If the government is serious about addressing the long-term effects of climate change, it should study ways to introduce a carbon tax or carbon quotas. Both approaches will have several advantages:
- They will be consistent with the “polluter pays” principle
- They will be equitable
- A carbon tax will go a long way towards addressing the need to reform Hong Kong’s system of taxation, which, because it’s so heavily reliant on land revenue, has completely distorted the property market
- Carbon quotas provide the opportunity for creating a domestic carbon trading market
With a carbon tax, a working class household that doesn’t, say, consume so much electricity as a tycoon will automatically be liable to pay less. An allowance can also be introduced to further relieve the burden on the poor. Carbon quotas work by providing every individual a set number of carbon emissions units which they are permitted to generate. If they do not use up their quota, they can sell the extra units for a profit; equally, someone who generate carbon emissions above their quota will have to buy more. Such a system provides the poor with an opportunity to earn extra money while ensuring polluters pay. In addition to tackling climate change, both approaches offer a way to address the growing wealth gap.

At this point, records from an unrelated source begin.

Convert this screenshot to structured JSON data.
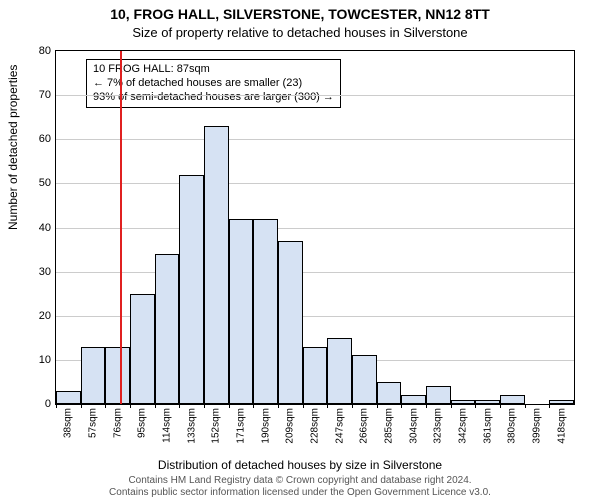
{
  "title": "10, FROG HALL, SILVERSTONE, TOWCESTER, NN12 8TT",
  "subtitle": "Size of property relative to detached houses in Silverstone",
  "ylabel": "Number of detached properties",
  "xlabel": "Distribution of detached houses by size in Silverstone",
  "footer_line1": "Contains HM Land Registry data © Crown copyright and database right 2024.",
  "footer_line2": "Contains public sector information licensed under the Open Government Licence v3.0.",
  "chart": {
    "type": "histogram",
    "ylim": [
      0,
      80
    ],
    "ytick_step": 10,
    "background_color": "#ffffff",
    "grid_color": "#cccccc",
    "bar_fill": "#d6e2f3",
    "bar_border": "#000000",
    "bin_width_sqm": 19,
    "categories": [
      "38sqm",
      "57sqm",
      "76sqm",
      "95sqm",
      "114sqm",
      "133sqm",
      "152sqm",
      "171sqm",
      "190sqm",
      "209sqm",
      "228sqm",
      "247sqm",
      "266sqm",
      "285sqm",
      "304sqm",
      "323sqm",
      "342sqm",
      "361sqm",
      "380sqm",
      "399sqm",
      "418sqm"
    ],
    "values": [
      3,
      13,
      13,
      25,
      34,
      52,
      63,
      42,
      42,
      37,
      13,
      15,
      11,
      5,
      2,
      4,
      1,
      1,
      2,
      0,
      1
    ],
    "marker": {
      "value_sqm": 87,
      "color": "#e02020",
      "box_lines": [
        "10 FROG HALL: 87sqm",
        "← 7% of detached houses are smaller (23)",
        "93% of semi-detached houses are larger (300) →"
      ]
    }
  }
}
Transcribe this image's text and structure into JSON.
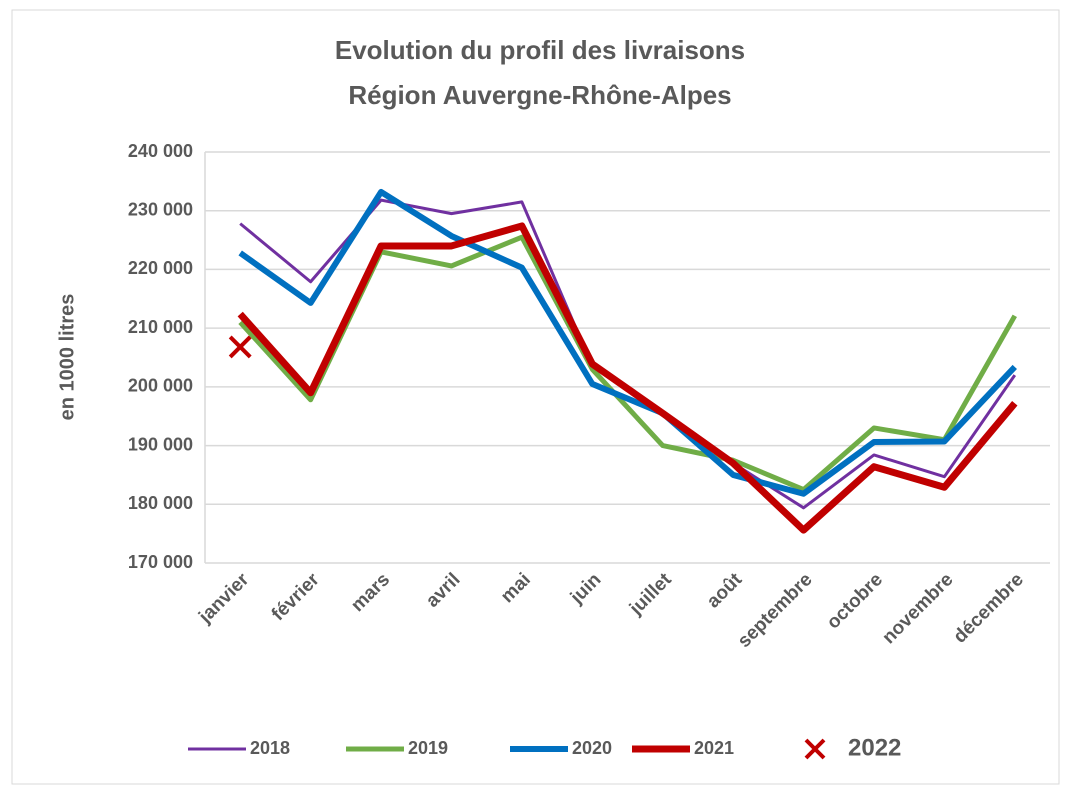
{
  "chart_data": {
    "type": "line",
    "title": "Evolution du profil des livraisons",
    "subtitle": "Région Auvergne-Rhône-Alpes",
    "y_label": "en 1000 litres",
    "categories": [
      "janvier",
      "février",
      "mars",
      "avril",
      "mai",
      "juin",
      "juillet",
      "août",
      "septembre",
      "octobre",
      "novembre",
      "décembre"
    ],
    "series": [
      {
        "name": "2018",
        "color": "#7030a0",
        "values": [
          227800,
          217900,
          231800,
          229500,
          231500,
          203500,
          195500,
          187000,
          179400,
          188400,
          184700,
          202000
        ]
      },
      {
        "name": "2019",
        "color": "#70ad47",
        "values": [
          211000,
          197800,
          223000,
          220600,
          225500,
          203000,
          190000,
          187500,
          182500,
          193000,
          191000,
          212100
        ]
      },
      {
        "name": "2020",
        "color": "#0070c0",
        "values": [
          222800,
          214300,
          233200,
          225700,
          220300,
          200500,
          195500,
          185000,
          181800,
          190600,
          190700,
          203400
        ]
      },
      {
        "name": "2021",
        "color": "#c00000",
        "values": [
          212400,
          199000,
          224000,
          224000,
          227400,
          203900,
          195500,
          187000,
          175600,
          186400,
          182900,
          197200
        ]
      },
      {
        "name": "2022",
        "color": "#c00000",
        "marker": "x",
        "values": [
          206800,
          null,
          null,
          null,
          null,
          null,
          null,
          null,
          null,
          null,
          null,
          null
        ]
      }
    ],
    "ylim": [
      170000,
      240000
    ],
    "yticks": [
      {
        "value": 170000,
        "label": "170 000"
      },
      {
        "value": 180000,
        "label": "180 000"
      },
      {
        "value": 190000,
        "label": "190 000"
      },
      {
        "value": 200000,
        "label": "200 000"
      },
      {
        "value": 210000,
        "label": "210 000"
      },
      {
        "value": 220000,
        "label": "220 000"
      },
      {
        "value": 230000,
        "label": "230 000"
      },
      {
        "value": 240000,
        "label": "240 000"
      }
    ],
    "grid": true
  }
}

So why is a carbon tax/carbon quota not among the items in the “action agenda”?
Does it matter? Perhaps not. Any genuine attempt to reduce Hong Kong’s carbon footprint will need extensive inter-departmental communication and cooperation – something for which the government is not well-known.
Compartmental thinking is also detrimental to the development of genuine solutions. By framing the “public consultation” in terms of a narrowly-defined “action agenda”, with the aim of cutting Hong Kong’s carbon emissions by an amount which in reality is nowhere near its purported commitment, the whole exercise becomes essentially pointless.